SONUÇ VE İSTEM : Yukarıda açıklanan nedenlerle,
1- İtirazımızın kabulü ile,
2-Yüksek Yargıtay 6. Ceza Dairesinin 12.04.2022 gün ve 2022/1709 Esas, 2022/5449 Karar sayılı "Bozma" kararının kaldırılması,
3-Sanığın temyiz isteminin 5320 sayılı Yasanın 8/1. maddesi uyarınca uygulanması gereken 1412 sayılı CMUK'nun 317 maddesi uyarınca "Reddine" karar verilmesi,
4-İtirazımızın Yüksek Dairece yerinde görülmemesi halinde dosyanın Yargıtay Ceza Genel Kuruluna gönderilmesi” İtirazen talep edilmiş olmakla; Dosya incelendi.

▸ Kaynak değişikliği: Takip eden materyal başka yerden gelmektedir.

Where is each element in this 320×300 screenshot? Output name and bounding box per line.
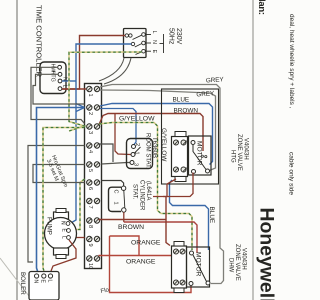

T Ü R K M İ L L E T İ A D I N A
5271 sayılı CMK'nın 6352 sayılı Yasanın 99. maddesi ile değişik 308. maddesi gereğince yapılan incelemede;
Dairemizin 23.11.2021 tarih, 2021/21843 E.-2021/17901K sayılı ilamı usul ve yasaya uygun bulunmakla, Yargıtay Cumhuriyet Başsavcılığı itiraz sebepleri yerinde görülmediğinden,
CMK'nin 308/2-3. maddeleri gereğince İTİRAZIN REDDİNE, dosyanın itiraz konusunda karar verilmek üzere Yargıtay Ceza Genel Kuruluna gönderilmesi için Yargıtay Cumhuriyet Başsavcılığına İADESİNE, 31.05.2022 tarihinde oy birliğiyle karar verildi.